TA Nancy, 13 juin 2017, n° 1503211, M. D. (avant dire droit)
TA Nancy, 28 novembre 2017, n° 1503211, M. D.
Recours pour excès de pouvoir relatif à la communication de documents administratifs couverts par le secret de la défense nationale. Possibilité pour le juge d’ordonner la saisine de la Commission consultative du secret de la défense nationale (article L. 2312-4 du code de la défense)(oui).
Possibilité pour le juge d’ordonner la communication de tous éléments utiles à la solution du litige à condition qu’elle ne porte pas atteinte au secret de la défense nationale y compris tous éléments d’information sur les raisons de l’exclusion des documents en cause, dans des formes préservant le secret de la défense nationale dans l’hypothèse où le ministre estimerait que la classification et le refus de communication de tout ou partie des rapports demandés seraient justifiés par le secret de la défense nationale (oui).
Si la Commission consultative du secret de la défense nationale (CCSDN) ne peut être saisie que par un juge en vue du règlement du litige porté devant lui, cette faculté offerte au juge, s’il l’estime utile, en application de l’article L. 2312-4 du code de la défense n’est exclue par aucun texte ni aucun principe pour les recours en excès de pouvoir relatifs à la communication de documents administratifs couverts par le secret de la défense nationale, alors même que la Commission d’accès aux documents administratifs est par ailleurs compétente, sur le fondement de la loi n° 78-753 du 17 juillet 1978, pour rendre un avis sur la communication de tels documents.
Il appartient au juge administratif, dans l’exercice de ses pouvoirs généraux de direction de la procédure, de prendre toutes mesures propres à lui procurer, par les voies de droit, les éléments de nature à lui permettre de former sa conviction sur les points en litige.
Les dispositions de l’article L. 2312-8 du code de la défense, qui prévoient que l’autorité administrative notifie sa décision, assortie du sens de l’avis de la CCSDN, à la juridiction ayant demandé la déclassification et la communication d’informations classifiées, ne font pas obstacle à ce que le juge puisse ordonner la communication de tous autres éléments utiles à la solution du litige à condition qu’elle ne porte pas atteinte au secret de la défense nationale.

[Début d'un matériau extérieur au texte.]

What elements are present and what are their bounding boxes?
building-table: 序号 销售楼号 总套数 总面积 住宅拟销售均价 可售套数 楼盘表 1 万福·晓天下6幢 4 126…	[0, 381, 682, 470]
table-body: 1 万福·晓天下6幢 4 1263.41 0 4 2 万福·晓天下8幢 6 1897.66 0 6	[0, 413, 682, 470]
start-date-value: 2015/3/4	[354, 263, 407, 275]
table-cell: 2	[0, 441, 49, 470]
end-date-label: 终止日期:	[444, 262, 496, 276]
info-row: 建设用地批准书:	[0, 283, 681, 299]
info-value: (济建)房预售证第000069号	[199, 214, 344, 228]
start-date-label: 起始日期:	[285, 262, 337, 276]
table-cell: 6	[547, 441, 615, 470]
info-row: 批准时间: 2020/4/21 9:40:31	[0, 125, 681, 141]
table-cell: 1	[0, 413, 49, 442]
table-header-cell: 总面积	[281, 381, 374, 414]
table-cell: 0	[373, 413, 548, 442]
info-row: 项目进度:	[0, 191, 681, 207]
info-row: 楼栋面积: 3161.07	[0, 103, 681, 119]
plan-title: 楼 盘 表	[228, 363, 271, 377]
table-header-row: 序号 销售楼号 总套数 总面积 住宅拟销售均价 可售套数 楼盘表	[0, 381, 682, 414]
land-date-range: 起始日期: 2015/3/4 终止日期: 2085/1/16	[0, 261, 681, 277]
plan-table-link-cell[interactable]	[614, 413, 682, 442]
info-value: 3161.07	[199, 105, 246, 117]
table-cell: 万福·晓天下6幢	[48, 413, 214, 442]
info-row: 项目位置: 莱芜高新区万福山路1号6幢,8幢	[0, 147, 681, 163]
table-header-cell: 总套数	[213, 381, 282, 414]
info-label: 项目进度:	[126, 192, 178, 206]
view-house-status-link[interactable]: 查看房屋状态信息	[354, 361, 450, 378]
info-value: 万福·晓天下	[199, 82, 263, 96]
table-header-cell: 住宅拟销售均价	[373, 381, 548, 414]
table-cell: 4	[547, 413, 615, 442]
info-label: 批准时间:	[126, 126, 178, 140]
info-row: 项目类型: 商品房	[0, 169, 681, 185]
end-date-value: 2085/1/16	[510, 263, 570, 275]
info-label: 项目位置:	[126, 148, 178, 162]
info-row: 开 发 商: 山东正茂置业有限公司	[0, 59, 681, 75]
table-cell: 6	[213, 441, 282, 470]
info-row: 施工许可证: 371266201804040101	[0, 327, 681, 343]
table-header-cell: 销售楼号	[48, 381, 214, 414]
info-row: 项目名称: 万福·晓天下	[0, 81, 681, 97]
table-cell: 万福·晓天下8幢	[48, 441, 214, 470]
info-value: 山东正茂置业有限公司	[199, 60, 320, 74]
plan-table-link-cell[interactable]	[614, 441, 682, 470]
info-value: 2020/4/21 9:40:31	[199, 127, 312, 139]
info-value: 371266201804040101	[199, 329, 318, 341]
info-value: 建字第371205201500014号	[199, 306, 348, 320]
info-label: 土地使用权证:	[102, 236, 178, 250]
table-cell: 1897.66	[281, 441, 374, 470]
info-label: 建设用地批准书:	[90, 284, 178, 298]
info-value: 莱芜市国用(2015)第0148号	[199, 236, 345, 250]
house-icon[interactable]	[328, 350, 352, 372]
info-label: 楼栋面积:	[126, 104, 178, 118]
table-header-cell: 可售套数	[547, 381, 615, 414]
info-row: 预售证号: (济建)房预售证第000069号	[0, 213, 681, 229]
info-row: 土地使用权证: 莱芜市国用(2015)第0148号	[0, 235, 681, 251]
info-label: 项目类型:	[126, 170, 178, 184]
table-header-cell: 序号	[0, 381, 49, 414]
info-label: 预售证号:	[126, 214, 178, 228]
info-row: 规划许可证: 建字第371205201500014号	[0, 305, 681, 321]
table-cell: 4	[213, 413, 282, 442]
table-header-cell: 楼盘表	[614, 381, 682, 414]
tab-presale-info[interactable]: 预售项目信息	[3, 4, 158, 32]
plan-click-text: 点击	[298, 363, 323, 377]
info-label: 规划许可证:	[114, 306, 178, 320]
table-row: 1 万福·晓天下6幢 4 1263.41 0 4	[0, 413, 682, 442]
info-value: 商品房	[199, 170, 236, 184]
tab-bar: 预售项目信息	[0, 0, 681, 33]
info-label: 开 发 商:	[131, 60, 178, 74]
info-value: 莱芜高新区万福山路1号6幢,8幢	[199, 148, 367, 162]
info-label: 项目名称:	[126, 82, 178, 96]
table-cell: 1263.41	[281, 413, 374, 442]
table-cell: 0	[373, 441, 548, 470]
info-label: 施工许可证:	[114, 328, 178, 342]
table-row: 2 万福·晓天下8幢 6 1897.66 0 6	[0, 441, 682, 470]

Par suite, le juge peut ordonner, par le même jugement avant dire droit que celui demandant la saisine par l’administration de la CCSDN, que soient versés au dossier de l’instruction tous éléments d’information sur les raisons de l’exclusion des documents en cause, dans des formes préservant le secret de la défense nationale, de façon à lui permettre de se prononcer en connaissance de cause sans porter directement ou indirectement atteinte au secret de la défense nationale, dans l’hypothèse où le ministre estimerait que la classification et le refus de communication de tout ou partie des rapports demandés seraient justifiés par le secret de la défense nationale.

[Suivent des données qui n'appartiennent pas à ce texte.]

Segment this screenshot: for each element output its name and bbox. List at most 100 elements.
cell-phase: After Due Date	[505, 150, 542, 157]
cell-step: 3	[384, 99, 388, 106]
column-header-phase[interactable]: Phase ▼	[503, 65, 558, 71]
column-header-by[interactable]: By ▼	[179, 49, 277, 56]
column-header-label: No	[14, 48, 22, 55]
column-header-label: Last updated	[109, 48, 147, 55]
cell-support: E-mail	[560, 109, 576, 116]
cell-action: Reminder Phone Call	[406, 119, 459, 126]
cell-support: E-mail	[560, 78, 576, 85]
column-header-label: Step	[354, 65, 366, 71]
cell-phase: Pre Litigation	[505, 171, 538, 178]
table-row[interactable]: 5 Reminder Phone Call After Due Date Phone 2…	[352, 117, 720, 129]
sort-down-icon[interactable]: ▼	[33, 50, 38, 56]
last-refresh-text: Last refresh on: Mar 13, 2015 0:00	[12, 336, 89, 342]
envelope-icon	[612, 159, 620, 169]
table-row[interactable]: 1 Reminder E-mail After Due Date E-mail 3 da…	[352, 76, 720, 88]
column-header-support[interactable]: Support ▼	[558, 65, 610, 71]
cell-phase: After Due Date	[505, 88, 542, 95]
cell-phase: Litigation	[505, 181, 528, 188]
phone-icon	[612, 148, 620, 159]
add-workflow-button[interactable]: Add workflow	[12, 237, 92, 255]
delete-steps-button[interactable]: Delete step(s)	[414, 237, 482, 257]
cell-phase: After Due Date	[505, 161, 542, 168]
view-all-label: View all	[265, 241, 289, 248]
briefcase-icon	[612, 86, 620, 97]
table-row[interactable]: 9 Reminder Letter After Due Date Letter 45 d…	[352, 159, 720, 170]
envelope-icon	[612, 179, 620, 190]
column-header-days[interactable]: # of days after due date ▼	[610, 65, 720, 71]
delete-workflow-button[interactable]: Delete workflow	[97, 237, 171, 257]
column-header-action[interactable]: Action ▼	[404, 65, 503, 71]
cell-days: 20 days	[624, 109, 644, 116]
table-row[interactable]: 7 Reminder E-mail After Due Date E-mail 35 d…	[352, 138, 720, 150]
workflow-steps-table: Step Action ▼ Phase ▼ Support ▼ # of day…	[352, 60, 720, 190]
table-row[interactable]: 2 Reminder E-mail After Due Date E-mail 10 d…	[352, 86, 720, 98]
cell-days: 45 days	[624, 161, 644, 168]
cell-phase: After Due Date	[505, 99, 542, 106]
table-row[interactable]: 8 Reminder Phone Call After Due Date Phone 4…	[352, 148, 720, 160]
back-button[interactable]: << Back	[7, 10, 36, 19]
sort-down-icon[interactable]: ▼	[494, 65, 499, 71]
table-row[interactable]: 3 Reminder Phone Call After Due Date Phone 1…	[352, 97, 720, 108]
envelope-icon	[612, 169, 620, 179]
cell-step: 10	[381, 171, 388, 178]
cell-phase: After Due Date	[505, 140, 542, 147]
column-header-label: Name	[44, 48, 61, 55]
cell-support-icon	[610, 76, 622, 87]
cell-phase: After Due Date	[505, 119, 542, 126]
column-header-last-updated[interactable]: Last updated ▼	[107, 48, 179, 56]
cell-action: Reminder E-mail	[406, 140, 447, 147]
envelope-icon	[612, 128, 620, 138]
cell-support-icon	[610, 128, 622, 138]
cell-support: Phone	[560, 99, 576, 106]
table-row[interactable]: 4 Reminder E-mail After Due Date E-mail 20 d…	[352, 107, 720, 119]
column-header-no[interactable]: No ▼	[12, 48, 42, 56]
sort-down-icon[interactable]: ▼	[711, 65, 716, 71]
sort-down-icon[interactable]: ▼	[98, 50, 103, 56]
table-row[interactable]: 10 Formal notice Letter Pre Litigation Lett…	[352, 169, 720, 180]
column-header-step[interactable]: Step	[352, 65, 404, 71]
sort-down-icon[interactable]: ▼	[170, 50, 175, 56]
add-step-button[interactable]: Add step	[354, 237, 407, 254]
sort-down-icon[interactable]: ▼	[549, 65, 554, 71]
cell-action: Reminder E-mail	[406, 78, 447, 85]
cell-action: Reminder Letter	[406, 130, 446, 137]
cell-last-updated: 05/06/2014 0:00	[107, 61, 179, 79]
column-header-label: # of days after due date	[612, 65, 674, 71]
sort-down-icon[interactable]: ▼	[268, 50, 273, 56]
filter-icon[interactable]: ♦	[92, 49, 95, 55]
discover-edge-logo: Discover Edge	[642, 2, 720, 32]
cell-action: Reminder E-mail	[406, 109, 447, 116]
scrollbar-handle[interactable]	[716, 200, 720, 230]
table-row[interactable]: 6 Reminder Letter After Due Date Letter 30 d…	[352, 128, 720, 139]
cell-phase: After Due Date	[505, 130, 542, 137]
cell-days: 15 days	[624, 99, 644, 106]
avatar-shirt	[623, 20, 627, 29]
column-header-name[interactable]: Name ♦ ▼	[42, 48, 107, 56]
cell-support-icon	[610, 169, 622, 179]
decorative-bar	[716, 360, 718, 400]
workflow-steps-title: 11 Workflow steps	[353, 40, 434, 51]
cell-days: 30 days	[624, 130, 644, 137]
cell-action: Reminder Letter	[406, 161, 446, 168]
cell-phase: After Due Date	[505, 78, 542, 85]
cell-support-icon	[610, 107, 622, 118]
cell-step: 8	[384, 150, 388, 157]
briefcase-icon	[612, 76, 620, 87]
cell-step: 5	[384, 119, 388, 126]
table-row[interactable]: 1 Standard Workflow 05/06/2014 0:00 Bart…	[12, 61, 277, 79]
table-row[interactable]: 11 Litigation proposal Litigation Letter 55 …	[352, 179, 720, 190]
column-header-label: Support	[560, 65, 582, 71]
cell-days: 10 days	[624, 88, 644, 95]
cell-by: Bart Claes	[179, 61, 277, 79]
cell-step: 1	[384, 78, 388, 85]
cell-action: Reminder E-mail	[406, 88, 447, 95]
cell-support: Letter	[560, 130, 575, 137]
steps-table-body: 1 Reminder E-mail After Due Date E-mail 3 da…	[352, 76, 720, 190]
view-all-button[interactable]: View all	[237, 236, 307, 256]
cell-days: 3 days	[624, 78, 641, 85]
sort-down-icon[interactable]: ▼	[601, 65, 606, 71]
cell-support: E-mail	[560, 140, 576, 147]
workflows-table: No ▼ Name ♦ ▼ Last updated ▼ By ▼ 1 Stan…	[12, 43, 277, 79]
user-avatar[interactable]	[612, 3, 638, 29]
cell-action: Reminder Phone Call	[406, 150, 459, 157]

Dans le cadre d’une demande d’annulation du refus opposé par l’autorité militaire à une candidature en qualité d’engagé volontaire de l’armée de terre, le ministre de la défense opposait l’impossibilité de communiquer l’avis rendu à l’issue de l’enquête de sécurité sur la base duquel la décision attaquée avait été prise au motif que celui-ci était classé confidentieldéfense.

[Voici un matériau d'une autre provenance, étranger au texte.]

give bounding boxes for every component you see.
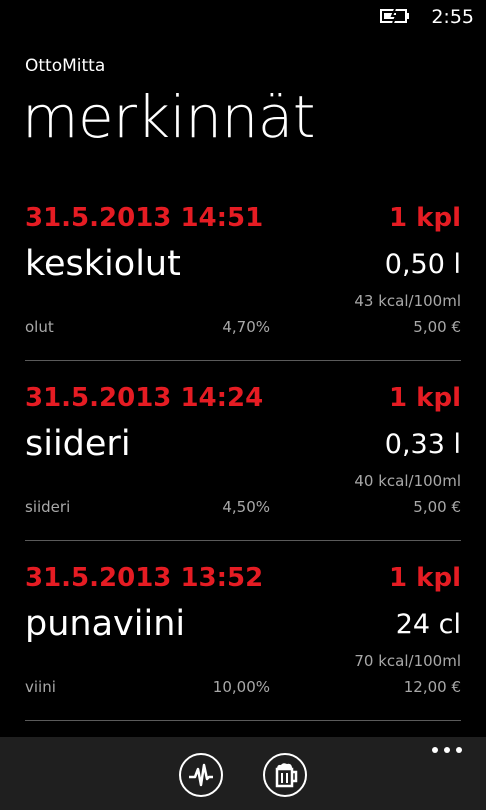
entry-name: siideri [25,424,131,464]
pulse-chart-icon [189,763,213,787]
page-title: merkinnät [22,83,316,151]
entry-abv: 4,50% [222,498,270,516]
divider [25,720,461,721]
entry-quantity: 1 kpl [389,383,461,413]
app-bar [0,737,486,810]
battery-charging-icon [380,8,409,24]
entry-name: punaviini [25,604,186,644]
beer-mug-icon [275,763,298,788]
entry-quantity: 1 kpl [389,563,461,593]
ellipsis-icon[interactable] [432,747,462,757]
stats-button[interactable] [179,753,223,797]
entry-name: keskiolut [25,244,181,284]
list-item[interactable]: 31.5.2013 14:24 1 kpl siideri 0,33 l 40 … [0,385,486,565]
entry-volume: 0,50 l [384,249,461,280]
entry-category: olut [25,318,54,336]
entry-category: siideri [25,498,71,516]
entry-category: viini [25,678,56,696]
entry-datetime: 31.5.2013 14:51 [25,203,264,233]
entry-energy: 70 kcal/100ml [354,652,461,670]
entry-datetime: 31.5.2013 13:52 [25,563,264,593]
entry-volume: 0,33 l [384,429,461,460]
add-drink-button[interactable] [263,753,307,797]
status-bar: 2:55 [0,0,486,34]
divider [25,360,461,361]
clock: 2:55 [431,6,474,28]
list-item[interactable]: 31.5.2013 13:52 1 kpl punaviini 24 cl 70… [0,565,486,745]
divider [25,540,461,541]
entry-energy: 43 kcal/100ml [354,292,461,310]
entry-abv: 4,70% [222,318,270,336]
entry-quantity: 1 kpl [389,203,461,233]
entry-energy: 40 kcal/100ml [354,472,461,490]
entry-volume: 24 cl [395,609,461,640]
entry-price: 12,00 € [403,678,461,696]
entry-abv: 10,00% [212,678,270,696]
entry-datetime: 31.5.2013 14:24 [25,383,264,413]
entry-price: 5,00 € [413,498,461,516]
app-title: OttoMitta [25,56,106,76]
entry-price: 5,00 € [413,318,461,336]
list-item[interactable]: 31.5.2013 14:51 1 kpl keskiolut 0,50 l 4… [0,205,486,385]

En l’absence de tout élément permettant de contrôler les motifs de la décision, le tribunal administratif de Nancy a, avant dire droit, invité le ministre de la défense à lui communiquer toutes précisions sur les motifs ayant justifié le rejet de la candidature de l’intéressé, après avoir pris l’avis de la commission consultative du secret de la défense nationale dans les conditions prévues par le code de la défense et après avoir le cas échéant déclassifié les informations en cause. Dans l’hypothèse où le ministre de la défense estimait que certaines de ces informations ne pouvaient être communiquées au tribunal, il devait toutefois communiquer tous les éléments sur la nature des informations protégées et les raisons pour lesquelles elles sont classifiées, de façon à permettre au tribunal de se prononcer en connaissance de cause, sans porter directement ou indirectement atteinte au secret de la défense nationale.
A l’issue du délai imparti, le ministre a persisté dans son refus de communiquer les motifs de la décision attaquée sans démontrer que cette communication était de nature à porter atteinte au secret de la défense nationale. Le tribunal en a tiré les conséquences en annulant la décision rejetant la candidature du requérant au motif qu’il devait être regardé comme établissant qu’il présentait les qualités requises pour un tel recrutement.
Cf. CE, 20 février 2012, n° 350382, Ministre de la défense et des anciens combattants.